Magnetic Centrifuge Effects in Ultrafast Laser Ablation Plasmas
Peter P. Pronko, Paul A. Van Rompay
TL;DR
This work develops and tests a self-consistent magnetic centrifuge model to explain anomalous isotope enrichment in ultrafast laser ablation plumes. It identifies cyclotron rotation in self-generated longitudinal fields as the primary driver of mass separation, with Ion Bernstein Waves providing resonant and broad-spectrum enhancements that amplify enrichment and inflate inferred field values. The analysis combines a cylindrical plasma centrifuge with a Gaussian radial field, Ampere-based current derivations, and a rigid-rotor benchmark to separate true magnetic effects from electrostatic wave contributions. A two-component field picture, B_eff = B_z + B_IBW, captures both static and wave-mediated influences on ion transport, with resonance conditions clarifying charge-state–selective enrichment. The results have implications for isotope harvesting and advance our understanding of laser-plasma physics under extreme fields.
Abstract
A self-consistent model is developed to explain the anomalously large enrichment of nickel isotopes observed in ablation plumes from ultrafast laser irradiation of solid surfaces.
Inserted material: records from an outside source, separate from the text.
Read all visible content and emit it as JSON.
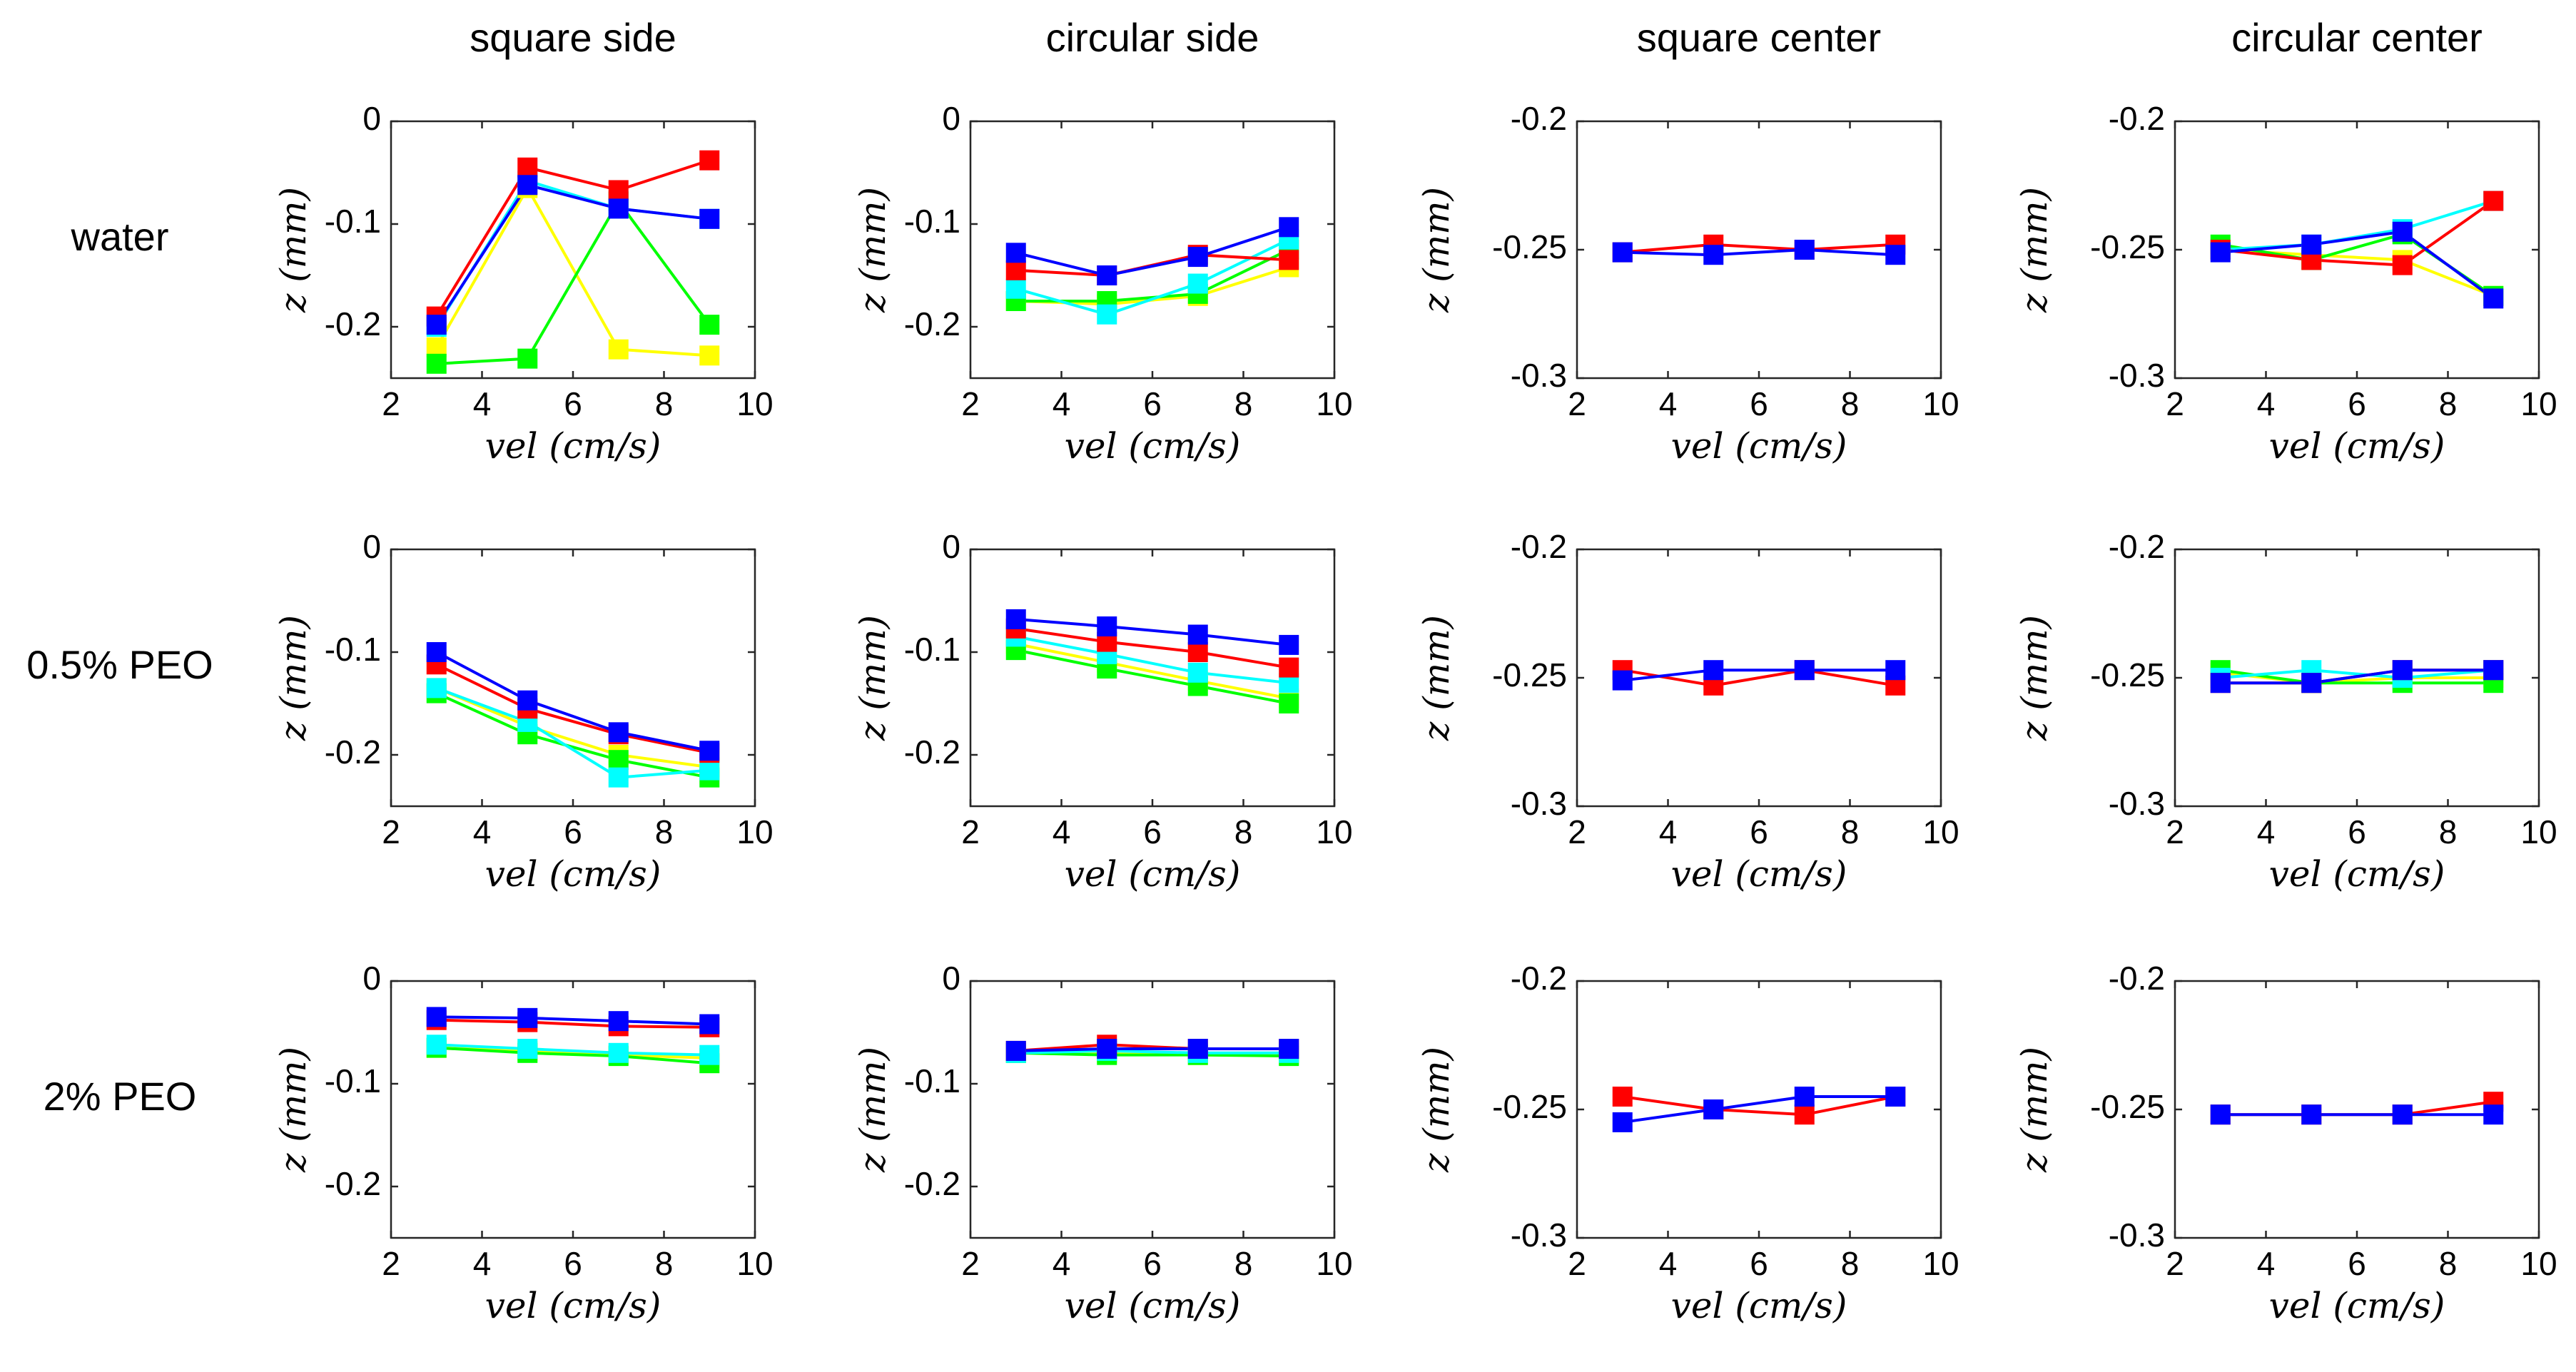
{
  "chart_data": {
    "type": "line",
    "columns": [
      "square side",
      "circular side",
      "square center",
      "circular center"
    ],
    "rows": [
      "water",
      "0.5% PEO",
      "2% PEO"
    ],
    "xlabel": "vel (cm/s)",
    "ylabel": "z (mm)",
    "xlim": [
      2,
      10
    ],
    "xticks": [
      2,
      4,
      6,
      8,
      10
    ],
    "xtick_labels": [
      "2",
      "4",
      "6",
      "8",
      "10"
    ],
    "x": [
      3,
      5,
      7,
      9
    ],
    "colors": {
      "red": "#ff0000",
      "blue": "#0000ff",
      "green": "#00ff00",
      "yellow": "#ffff00",
      "cyan": "#00ffff"
    },
    "panels": [
      {
        "row": "water",
        "column": "square side",
        "ylim": [
          -0.25,
          0
        ],
        "yticks": [
          0,
          -0.1,
          -0.2
        ],
        "ytick_labels": [
          "0",
          "-0.1",
          "-0.2"
        ],
        "series": [
          {
            "name": "yellow",
            "color": "#ffff00",
            "values": [
              -0.22,
              -0.065,
              -0.222,
              -0.228
            ]
          },
          {
            "name": "green",
            "color": "#00ff00",
            "values": [
              -0.236,
              -0.231,
              -0.078,
              -0.198
            ]
          },
          {
            "name": "cyan",
            "color": "#00ffff",
            "values": [
              -0.2,
              -0.058,
              -0.085,
              -0.095
            ]
          },
          {
            "name": "red",
            "color": "#ff0000",
            "values": [
              -0.19,
              -0.045,
              -0.067,
              -0.038
            ]
          },
          {
            "name": "blue",
            "color": "#0000ff",
            "values": [
              -0.198,
              -0.062,
              -0.085,
              -0.095
            ]
          }
        ]
      },
      {
        "row": "water",
        "column": "circular side",
        "ylim": [
          -0.25,
          0
        ],
        "yticks": [
          0,
          -0.1,
          -0.2
        ],
        "ytick_labels": [
          "0",
          "-0.1",
          "-0.2"
        ],
        "series": [
          {
            "name": "yellow",
            "color": "#ffff00",
            "values": [
              -0.175,
              -0.178,
              -0.17,
              -0.142
            ]
          },
          {
            "name": "green",
            "color": "#00ff00",
            "values": [
              -0.175,
              -0.175,
              -0.168,
              -0.125
            ]
          },
          {
            "name": "cyan",
            "color": "#00ffff",
            "values": [
              -0.163,
              -0.188,
              -0.158,
              -0.115
            ]
          },
          {
            "name": "red",
            "color": "#ff0000",
            "values": [
              -0.145,
              -0.15,
              -0.13,
              -0.135
            ]
          },
          {
            "name": "blue",
            "color": "#0000ff",
            "values": [
              -0.128,
              -0.15,
              -0.132,
              -0.103
            ]
          }
        ]
      },
      {
        "row": "water",
        "column": "square center",
        "ylim": [
          -0.3,
          -0.2
        ],
        "yticks": [
          -0.2,
          -0.25,
          -0.3
        ],
        "ytick_labels": [
          "-0.2",
          "-0.25",
          "-0.3"
        ],
        "series": [
          {
            "name": "red",
            "color": "#ff0000",
            "values": [
              -0.251,
              -0.248,
              -0.25,
              -0.248
            ]
          },
          {
            "name": "blue",
            "color": "#0000ff",
            "values": [
              -0.251,
              -0.252,
              -0.25,
              -0.252
            ]
          }
        ]
      },
      {
        "row": "water",
        "column": "circular center",
        "ylim": [
          -0.3,
          -0.2
        ],
        "yticks": [
          -0.2,
          -0.25,
          -0.3
        ],
        "ytick_labels": [
          "-0.2",
          "-0.25",
          "-0.3"
        ],
        "series": [
          {
            "name": "yellow",
            "color": "#ffff00",
            "values": [
              -0.25,
              -0.252,
              -0.254,
              -0.268
            ]
          },
          {
            "name": "green",
            "color": "#00ff00",
            "values": [
              -0.248,
              -0.254,
              -0.244,
              -0.268
            ]
          },
          {
            "name": "cyan",
            "color": "#00ffff",
            "values": [
              -0.25,
              -0.248,
              -0.242,
              -0.231
            ]
          },
          {
            "name": "red",
            "color": "#ff0000",
            "values": [
              -0.25,
              -0.254,
              -0.256,
              -0.231
            ]
          },
          {
            "name": "blue",
            "color": "#0000ff",
            "values": [
              -0.251,
              -0.248,
              -0.243,
              -0.269
            ]
          }
        ]
      },
      {
        "row": "0.5% PEO",
        "column": "square side",
        "ylim": [
          -0.25,
          0
        ],
        "yticks": [
          0,
          -0.1,
          -0.2
        ],
        "ytick_labels": [
          "0",
          "-0.1",
          "-0.2"
        ],
        "series": [
          {
            "name": "yellow",
            "color": "#ffff00",
            "values": [
              -0.135,
              -0.172,
              -0.2,
              -0.212
            ]
          },
          {
            "name": "green",
            "color": "#00ff00",
            "values": [
              -0.14,
              -0.18,
              -0.205,
              -0.222
            ]
          },
          {
            "name": "cyan",
            "color": "#00ffff",
            "values": [
              -0.135,
              -0.168,
              -0.222,
              -0.215
            ]
          },
          {
            "name": "red",
            "color": "#ff0000",
            "values": [
              -0.112,
              -0.155,
              -0.18,
              -0.198
            ]
          },
          {
            "name": "blue",
            "color": "#0000ff",
            "values": [
              -0.1,
              -0.147,
              -0.178,
              -0.196
            ]
          }
        ]
      },
      {
        "row": "0.5% PEO",
        "column": "circular side",
        "ylim": [
          -0.25,
          0
        ],
        "yticks": [
          0,
          -0.1,
          -0.2
        ],
        "ytick_labels": [
          "0",
          "-0.1",
          "-0.2"
        ],
        "series": [
          {
            "name": "yellow",
            "color": "#ffff00",
            "values": [
              -0.092,
              -0.11,
              -0.128,
              -0.145
            ]
          },
          {
            "name": "green",
            "color": "#00ff00",
            "values": [
              -0.098,
              -0.116,
              -0.133,
              -0.15
            ]
          },
          {
            "name": "cyan",
            "color": "#00ffff",
            "values": [
              -0.085,
              -0.102,
              -0.12,
              -0.13
            ]
          },
          {
            "name": "red",
            "color": "#ff0000",
            "values": [
              -0.077,
              -0.09,
              -0.1,
              -0.115
            ]
          },
          {
            "name": "blue",
            "color": "#0000ff",
            "values": [
              -0.068,
              -0.075,
              -0.083,
              -0.093
            ]
          }
        ]
      },
      {
        "row": "0.5% PEO",
        "column": "square center",
        "ylim": [
          -0.3,
          -0.2
        ],
        "yticks": [
          -0.2,
          -0.25,
          -0.3
        ],
        "ytick_labels": [
          "-0.2",
          "-0.25",
          "-0.3"
        ],
        "series": [
          {
            "name": "red",
            "color": "#ff0000",
            "values": [
              -0.247,
              -0.253,
              -0.247,
              -0.253
            ]
          },
          {
            "name": "blue",
            "color": "#0000ff",
            "values": [
              -0.251,
              -0.247,
              -0.247,
              -0.247
            ]
          }
        ]
      },
      {
        "row": "0.5% PEO",
        "column": "circular center",
        "ylim": [
          -0.3,
          -0.2
        ],
        "yticks": [
          -0.2,
          -0.25,
          -0.3
        ],
        "ytick_labels": [
          "-0.2",
          "-0.25",
          "-0.3"
        ],
        "series": [
          {
            "name": "yellow",
            "color": "#ffff00",
            "values": [
              -0.248,
              -0.252,
              -0.25,
              -0.25
            ]
          },
          {
            "name": "green",
            "color": "#00ff00",
            "values": [
              -0.247,
              -0.252,
              -0.252,
              -0.252
            ]
          },
          {
            "name": "cyan",
            "color": "#00ffff",
            "values": [
              -0.25,
              -0.247,
              -0.25,
              -0.247
            ]
          },
          {
            "name": "red",
            "color": "#ff0000",
            "values": [
              -0.252,
              -0.252,
              -0.247,
              -0.247
            ]
          },
          {
            "name": "blue",
            "color": "#0000ff",
            "values": [
              -0.252,
              -0.252,
              -0.247,
              -0.247
            ]
          }
        ]
      },
      {
        "row": "2% PEO",
        "column": "square side",
        "ylim": [
          -0.25,
          0
        ],
        "yticks": [
          0,
          -0.1,
          -0.2
        ],
        "ytick_labels": [
          "0",
          "-0.1",
          "-0.2"
        ],
        "series": [
          {
            "name": "yellow",
            "color": "#ffff00",
            "values": [
              -0.065,
              -0.068,
              -0.072,
              -0.075
            ]
          },
          {
            "name": "green",
            "color": "#00ff00",
            "values": [
              -0.065,
              -0.07,
              -0.073,
              -0.08
            ]
          },
          {
            "name": "cyan",
            "color": "#00ffff",
            "values": [
              -0.062,
              -0.066,
              -0.07,
              -0.072
            ]
          },
          {
            "name": "red",
            "color": "#ff0000",
            "values": [
              -0.038,
              -0.04,
              -0.044,
              -0.045
            ]
          },
          {
            "name": "blue",
            "color": "#0000ff",
            "values": [
              -0.035,
              -0.036,
              -0.039,
              -0.042
            ]
          }
        ]
      },
      {
        "row": "2% PEO",
        "column": "circular side",
        "ylim": [
          -0.25,
          0
        ],
        "yticks": [
          0,
          -0.1,
          -0.2
        ],
        "ytick_labels": [
          "0",
          "-0.1",
          "-0.2"
        ],
        "series": [
          {
            "name": "yellow",
            "color": "#ffff00",
            "values": [
              -0.07,
              -0.07,
              -0.072,
              -0.072
            ]
          },
          {
            "name": "green",
            "color": "#00ff00",
            "values": [
              -0.07,
              -0.072,
              -0.072,
              -0.073
            ]
          },
          {
            "name": "cyan",
            "color": "#00ffff",
            "values": [
              -0.07,
              -0.068,
              -0.07,
              -0.07
            ]
          },
          {
            "name": "red",
            "color": "#ff0000",
            "values": [
              -0.068,
              -0.062,
              -0.066,
              -0.066
            ]
          },
          {
            "name": "blue",
            "color": "#0000ff",
            "values": [
              -0.068,
              -0.066,
              -0.066,
              -0.066
            ]
          }
        ]
      },
      {
        "row": "2% PEO",
        "column": "square center",
        "ylim": [
          -0.3,
          -0.2
        ],
        "yticks": [
          -0.2,
          -0.25,
          -0.3
        ],
        "ytick_labels": [
          "-0.2",
          "-0.25",
          "-0.3"
        ],
        "series": [
          {
            "name": "red",
            "color": "#ff0000",
            "values": [
              -0.245,
              -0.25,
              -0.252,
              -0.245
            ]
          },
          {
            "name": "blue",
            "color": "#0000ff",
            "values": [
              -0.255,
              -0.25,
              -0.245,
              -0.245
            ]
          }
        ]
      },
      {
        "row": "2% PEO",
        "column": "circular center",
        "ylim": [
          -0.3,
          -0.2
        ],
        "yticks": [
          -0.2,
          -0.25,
          -0.3
        ],
        "ytick_labels": [
          "-0.2",
          "-0.25",
          "-0.3"
        ],
        "series": [
          {
            "name": "red",
            "color": "#ff0000",
            "values": [
              -0.252,
              -0.252,
              -0.252,
              -0.247
            ]
          },
          {
            "name": "blue",
            "color": "#0000ff",
            "values": [
              -0.252,
              -0.252,
              -0.252,
              -0.252
            ]
          }
        ]
      }
    ]
  }
}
The model is based on the spontaneous creation of a magnetic centrifuge in the ablation plume and the associated cyclotron rotation of plasma ions with effective rotation rates on the order of $10^9$ radians per second. Mass separation occurs around the radial coordinate of cylindrical symmetry with longitudinal axis normal to the ablating surface. A Gaussian shaped radial magnetic field $B_{eff}$ is extracted for Ni isotopes which is shown to be a combination of an axial $B_z$ component and a second contribution $B_{ibw}$ that represents the equivalent of an effective magnetic field contributing to the isotopic separation due to broad spectrum Ion Bernstein Waves providing electrostatic acceleration to the cyclotron orbits. These IBWs are also responsible for a profound resonance of enrichment observed for certain specific charge states. In addition to cyclotron rotation of ions, a rigid rotor model is also presented that is associated with the hydrodynamic rotation of the entire plasma and is shown to be of little consequence for the isotope enrichment. Cyclotron rotation and IBWs dominate the process.